Eventually, Crosshair and Mayday eliminate the insurgents and finally get a look inside one of the crates they were tasked to protect, which reveals…they have been protecting Stormtrooper gear the entire time. “New toys for their shiny new military,” Mayday remarks. At this point, it’s hard for even the most cold of viewers to not sympathize with the plight of Clone Troopers. Cast aside as relics of a past war, Clone Troopers are not only being phased out, but are unwittingly made to participate in the facilitation of the Empire’s new army. 

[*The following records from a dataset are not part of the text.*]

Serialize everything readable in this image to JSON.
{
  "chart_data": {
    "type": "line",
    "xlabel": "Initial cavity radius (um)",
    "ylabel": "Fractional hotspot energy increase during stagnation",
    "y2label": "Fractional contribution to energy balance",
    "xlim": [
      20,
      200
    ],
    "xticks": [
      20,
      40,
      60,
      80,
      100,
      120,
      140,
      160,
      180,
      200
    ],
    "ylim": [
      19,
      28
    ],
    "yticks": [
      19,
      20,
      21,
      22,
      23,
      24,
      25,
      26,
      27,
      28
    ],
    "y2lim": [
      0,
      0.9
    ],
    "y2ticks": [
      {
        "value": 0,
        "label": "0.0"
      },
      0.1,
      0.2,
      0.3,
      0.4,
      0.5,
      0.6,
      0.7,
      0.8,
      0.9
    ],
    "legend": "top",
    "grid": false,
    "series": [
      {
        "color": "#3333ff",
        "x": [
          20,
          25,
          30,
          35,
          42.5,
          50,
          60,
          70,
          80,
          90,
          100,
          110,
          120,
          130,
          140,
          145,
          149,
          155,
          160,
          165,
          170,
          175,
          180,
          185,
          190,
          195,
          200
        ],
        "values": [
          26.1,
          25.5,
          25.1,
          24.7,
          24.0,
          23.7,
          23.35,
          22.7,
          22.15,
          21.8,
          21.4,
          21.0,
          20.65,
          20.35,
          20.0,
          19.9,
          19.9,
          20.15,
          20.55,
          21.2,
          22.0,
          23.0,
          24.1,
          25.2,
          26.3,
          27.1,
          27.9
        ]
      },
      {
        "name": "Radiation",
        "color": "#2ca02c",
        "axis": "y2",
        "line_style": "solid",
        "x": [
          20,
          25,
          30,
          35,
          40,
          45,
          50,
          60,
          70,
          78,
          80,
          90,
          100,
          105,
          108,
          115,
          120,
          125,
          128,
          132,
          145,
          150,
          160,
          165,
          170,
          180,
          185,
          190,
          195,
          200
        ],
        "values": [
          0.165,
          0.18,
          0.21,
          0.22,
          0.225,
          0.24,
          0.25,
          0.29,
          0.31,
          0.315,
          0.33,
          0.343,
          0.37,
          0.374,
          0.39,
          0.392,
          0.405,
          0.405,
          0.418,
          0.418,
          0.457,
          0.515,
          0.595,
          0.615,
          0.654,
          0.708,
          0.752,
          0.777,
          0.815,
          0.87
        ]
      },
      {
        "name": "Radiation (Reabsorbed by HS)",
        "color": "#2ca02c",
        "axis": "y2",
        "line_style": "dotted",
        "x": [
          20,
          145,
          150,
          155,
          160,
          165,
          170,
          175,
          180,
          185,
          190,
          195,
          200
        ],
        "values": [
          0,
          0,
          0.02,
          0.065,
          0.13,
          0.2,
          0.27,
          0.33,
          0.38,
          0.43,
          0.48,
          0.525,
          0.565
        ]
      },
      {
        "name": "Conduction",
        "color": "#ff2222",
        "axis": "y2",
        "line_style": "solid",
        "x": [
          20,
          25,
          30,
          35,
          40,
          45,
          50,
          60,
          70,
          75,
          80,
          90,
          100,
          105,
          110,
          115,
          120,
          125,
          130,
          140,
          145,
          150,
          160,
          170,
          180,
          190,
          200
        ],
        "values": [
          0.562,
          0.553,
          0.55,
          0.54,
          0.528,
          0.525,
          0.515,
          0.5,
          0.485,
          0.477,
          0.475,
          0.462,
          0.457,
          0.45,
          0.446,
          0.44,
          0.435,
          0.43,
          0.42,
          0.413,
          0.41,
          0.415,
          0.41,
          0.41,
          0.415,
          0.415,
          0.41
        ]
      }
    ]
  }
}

Rubbing salt in the wound, an avalanche destroys their transport and leaves Crosshair and Mayday stranded in the icy terrain, akin to Luke on Hoth in The Empire Strikes Back. Despite Crosshair telling Mayday earlier in the episode that he would leave him behind in favor of the mission, a fatigued Crosshair carries an injured, freezing Mayday back to the outpost. The grueling walk culminates in a final interaction with Lieutenant Nolan, who has quickly become the most dislikable character in The Bad Batch to date. Ignoring Mayday’s precarious state of health, in favor of punishing the Clones for failing to complete the mission, Nolan lets Mayday die. This proves to be the last straw for Crosshair, who, in an applause-worthy moment, shoots and kills Lieutenant Nolan. So, after almost two full seasons, Crosshair has finally come to the conclusion that the Empire is evil and not worthy of his loyalty. It’s an incredible relief that Brad Rau, Jennifer Corbett, and the rest of the team behind The Bad Batch managed to land this arc for Crosshair so well. A journey that could have easily come across as forced or arrived at an unsatisfying conclusion is handled so well, with Crosshair’s realization of the Empire’s tyranny evoking the brilliance of Kino Loy’s change of heart in Andor

The selfless Crosshair awakens to find himself in the captivity of the Empire’s Advanced Science division on Mount Tantiss, which is quickly becoming one of the most intriguing locations in Star Wars canon. It remains unclear what Doctor Hemlock and company want with Crosshair, but it’s safe to say they’re up to no good. With just four episodes left of the season, the various plot threads of the series in Clone Force 99, Crosshair, and Doctor Hemlock, all seem to be converging for a thrilling few final installments.

Verdict: 9.75/10

Leave it to Crosshair to lead the best episode of The Bad Batch this season so far. A harrowing and tragic tale of the fall of Clone Troopers, “The Outpost” pulls The Bad Batch’s central themes of Clone mistreatment and the lack of care for Veterans following the resolution of war into an episode as enthralling as it is emotional. Careful preparation and intricate writing contribute to a logical and satisfying change in Crosshair’s allegiance that is reminiscent of Kino Loy’s character arc in the recent season of Andor. With such a stunning episode of Star Wars storytelling, it’s becoming clear that The Bad Batch has excelled most this season in episodes or arcs in which the titular crew is put to the side or absent altogether. Optimistically, this speaks to the sheer quality of some of The Bad Batch’s installments this season, although there’s an interpretation of this situation that suggests the season would benefit from heavier character work in Clone Force 99-centric episodes. Regardless, “The Outpost” is a must-watch Star Wars story and one with disturbingly relevant parallels to real life.